If council does approve during an April 4 meeting, Horizon will drop the lawsuit it levied against the city in October 2010.

“We’ve been working with Horizon and its lawyers to try and find a compromise that both sides can live with,” she said.

“We worked very hard at this and it is a compromise from both sides. We had to give up on some of the positions we took in the past, and Horizon had to give up on some of the positions that it took in the past.”

The compromise would allow Horizon to move ahead with the first phase of its Big Thunder Wind Park project. That phase, however, is still subject to the province’s Renewable Energy Approval.

The company’s proposed first phase has been altered. Horizon originally had plans to build 11 turbines that would produce 16.5 megawatts of generating capacity. Now Horizon says it can build eight more efficient wind turbines and produce the same generating capacity.

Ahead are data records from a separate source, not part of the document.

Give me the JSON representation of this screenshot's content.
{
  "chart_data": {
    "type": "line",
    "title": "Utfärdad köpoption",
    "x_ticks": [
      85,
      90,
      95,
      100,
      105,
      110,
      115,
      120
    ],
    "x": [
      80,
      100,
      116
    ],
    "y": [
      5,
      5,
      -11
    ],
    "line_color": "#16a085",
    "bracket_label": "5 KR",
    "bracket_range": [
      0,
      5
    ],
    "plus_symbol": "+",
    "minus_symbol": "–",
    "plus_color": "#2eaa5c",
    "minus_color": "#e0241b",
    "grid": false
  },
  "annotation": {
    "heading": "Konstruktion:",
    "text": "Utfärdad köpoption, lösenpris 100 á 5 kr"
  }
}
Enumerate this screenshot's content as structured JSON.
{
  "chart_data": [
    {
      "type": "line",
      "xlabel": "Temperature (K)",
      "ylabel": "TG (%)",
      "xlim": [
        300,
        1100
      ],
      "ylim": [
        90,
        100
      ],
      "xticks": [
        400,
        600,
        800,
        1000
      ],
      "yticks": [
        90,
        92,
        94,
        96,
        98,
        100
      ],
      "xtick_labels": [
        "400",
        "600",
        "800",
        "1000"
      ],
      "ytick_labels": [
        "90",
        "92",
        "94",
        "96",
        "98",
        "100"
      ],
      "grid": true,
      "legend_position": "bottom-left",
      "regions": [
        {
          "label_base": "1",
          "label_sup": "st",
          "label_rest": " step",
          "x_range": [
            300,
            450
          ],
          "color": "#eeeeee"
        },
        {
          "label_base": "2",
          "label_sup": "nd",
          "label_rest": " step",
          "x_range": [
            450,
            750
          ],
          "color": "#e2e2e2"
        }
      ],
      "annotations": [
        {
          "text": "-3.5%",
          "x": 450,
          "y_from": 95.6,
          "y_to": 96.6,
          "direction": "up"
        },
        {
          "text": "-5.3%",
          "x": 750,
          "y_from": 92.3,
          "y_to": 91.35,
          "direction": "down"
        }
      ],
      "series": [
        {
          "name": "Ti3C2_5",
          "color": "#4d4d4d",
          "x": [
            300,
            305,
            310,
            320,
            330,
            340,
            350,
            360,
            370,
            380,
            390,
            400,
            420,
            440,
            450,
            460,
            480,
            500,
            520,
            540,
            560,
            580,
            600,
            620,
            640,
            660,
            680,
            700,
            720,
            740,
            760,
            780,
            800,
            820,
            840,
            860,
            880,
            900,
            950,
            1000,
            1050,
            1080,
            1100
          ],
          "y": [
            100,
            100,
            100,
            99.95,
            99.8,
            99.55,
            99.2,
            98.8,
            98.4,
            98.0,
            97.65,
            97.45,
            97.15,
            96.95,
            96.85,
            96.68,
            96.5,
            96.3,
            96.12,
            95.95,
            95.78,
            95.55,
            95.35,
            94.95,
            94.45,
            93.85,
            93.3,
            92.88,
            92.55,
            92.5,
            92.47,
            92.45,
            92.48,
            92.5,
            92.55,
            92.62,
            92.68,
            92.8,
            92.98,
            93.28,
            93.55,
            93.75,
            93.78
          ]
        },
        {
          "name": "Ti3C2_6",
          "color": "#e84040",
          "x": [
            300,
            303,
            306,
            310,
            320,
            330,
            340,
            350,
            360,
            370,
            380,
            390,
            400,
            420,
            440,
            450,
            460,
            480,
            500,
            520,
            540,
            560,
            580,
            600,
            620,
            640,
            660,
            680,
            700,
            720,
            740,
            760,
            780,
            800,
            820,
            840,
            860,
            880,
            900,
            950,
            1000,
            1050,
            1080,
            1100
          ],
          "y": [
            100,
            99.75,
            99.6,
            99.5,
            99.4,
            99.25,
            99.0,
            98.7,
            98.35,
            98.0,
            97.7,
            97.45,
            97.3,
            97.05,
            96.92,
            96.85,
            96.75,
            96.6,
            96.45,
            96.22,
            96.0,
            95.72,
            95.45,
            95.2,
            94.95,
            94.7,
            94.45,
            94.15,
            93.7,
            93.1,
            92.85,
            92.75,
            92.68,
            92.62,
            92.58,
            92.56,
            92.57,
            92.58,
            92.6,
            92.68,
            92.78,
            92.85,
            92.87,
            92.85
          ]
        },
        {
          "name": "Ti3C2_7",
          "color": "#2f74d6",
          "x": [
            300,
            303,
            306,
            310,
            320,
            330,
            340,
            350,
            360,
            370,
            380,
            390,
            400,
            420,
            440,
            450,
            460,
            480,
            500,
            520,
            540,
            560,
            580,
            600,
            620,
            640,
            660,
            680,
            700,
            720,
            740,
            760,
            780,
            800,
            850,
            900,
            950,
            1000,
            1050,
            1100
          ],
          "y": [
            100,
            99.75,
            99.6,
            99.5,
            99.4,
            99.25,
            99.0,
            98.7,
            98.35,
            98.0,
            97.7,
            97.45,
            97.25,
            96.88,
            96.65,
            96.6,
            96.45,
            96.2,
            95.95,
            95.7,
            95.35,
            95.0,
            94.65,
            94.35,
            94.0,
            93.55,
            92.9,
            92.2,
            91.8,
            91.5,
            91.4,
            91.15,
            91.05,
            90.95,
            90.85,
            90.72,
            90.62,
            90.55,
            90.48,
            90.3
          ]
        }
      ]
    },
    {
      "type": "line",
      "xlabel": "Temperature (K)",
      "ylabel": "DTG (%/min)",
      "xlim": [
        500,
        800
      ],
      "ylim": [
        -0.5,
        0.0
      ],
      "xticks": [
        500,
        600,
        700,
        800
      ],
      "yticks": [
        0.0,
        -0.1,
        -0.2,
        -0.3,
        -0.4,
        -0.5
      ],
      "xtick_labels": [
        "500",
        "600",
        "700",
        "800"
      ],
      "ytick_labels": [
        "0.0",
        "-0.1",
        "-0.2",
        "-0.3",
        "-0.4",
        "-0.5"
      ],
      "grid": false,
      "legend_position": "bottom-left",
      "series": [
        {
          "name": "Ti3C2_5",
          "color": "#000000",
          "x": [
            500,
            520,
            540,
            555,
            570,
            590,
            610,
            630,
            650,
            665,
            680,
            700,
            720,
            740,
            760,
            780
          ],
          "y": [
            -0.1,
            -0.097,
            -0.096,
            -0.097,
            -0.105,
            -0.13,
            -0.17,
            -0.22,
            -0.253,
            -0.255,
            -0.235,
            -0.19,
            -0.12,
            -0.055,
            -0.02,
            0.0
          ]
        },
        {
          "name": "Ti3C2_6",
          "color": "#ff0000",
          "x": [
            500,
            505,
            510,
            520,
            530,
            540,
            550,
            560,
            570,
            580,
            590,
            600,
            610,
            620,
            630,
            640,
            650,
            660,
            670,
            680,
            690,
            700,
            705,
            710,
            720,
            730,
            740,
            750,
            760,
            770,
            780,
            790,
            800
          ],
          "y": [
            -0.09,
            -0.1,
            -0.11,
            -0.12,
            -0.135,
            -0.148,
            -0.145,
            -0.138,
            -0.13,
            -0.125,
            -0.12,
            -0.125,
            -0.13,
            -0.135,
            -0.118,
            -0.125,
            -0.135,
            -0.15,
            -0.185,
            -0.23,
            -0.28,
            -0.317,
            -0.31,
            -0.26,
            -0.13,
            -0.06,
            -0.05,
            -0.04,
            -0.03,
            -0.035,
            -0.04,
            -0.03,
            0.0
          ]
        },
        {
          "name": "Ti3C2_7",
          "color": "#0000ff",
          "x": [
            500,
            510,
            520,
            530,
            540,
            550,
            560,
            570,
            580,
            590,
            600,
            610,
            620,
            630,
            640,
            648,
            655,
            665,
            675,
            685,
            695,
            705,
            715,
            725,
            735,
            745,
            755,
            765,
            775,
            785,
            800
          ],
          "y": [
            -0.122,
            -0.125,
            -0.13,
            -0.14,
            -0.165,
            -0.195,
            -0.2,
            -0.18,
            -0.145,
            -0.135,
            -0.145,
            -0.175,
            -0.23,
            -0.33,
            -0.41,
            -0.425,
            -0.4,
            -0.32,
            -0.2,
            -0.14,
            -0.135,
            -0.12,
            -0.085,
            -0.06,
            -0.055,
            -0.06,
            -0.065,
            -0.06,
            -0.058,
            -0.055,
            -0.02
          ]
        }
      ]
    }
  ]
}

The legal woes between the company and the city began after council did not approve four of Horizon’s preferred wind turbine locations during an October 2010 council meeting.

The $126 million suit filed by Horizon cited breach of duty of good faith, breach of contract and misrepresentation among other things.

A public memorandum released Friday that details the compromise states that Horizon has agreed to scrap two of the four locations the city had issues with in October. Preferred locations listed by the company’s plans as no. 10 and 11 will be shelved, while controversial sites no. 8 and 9 will remain.

New no. 10 and 11 sites have been chosen, but are now farther away from their original locations.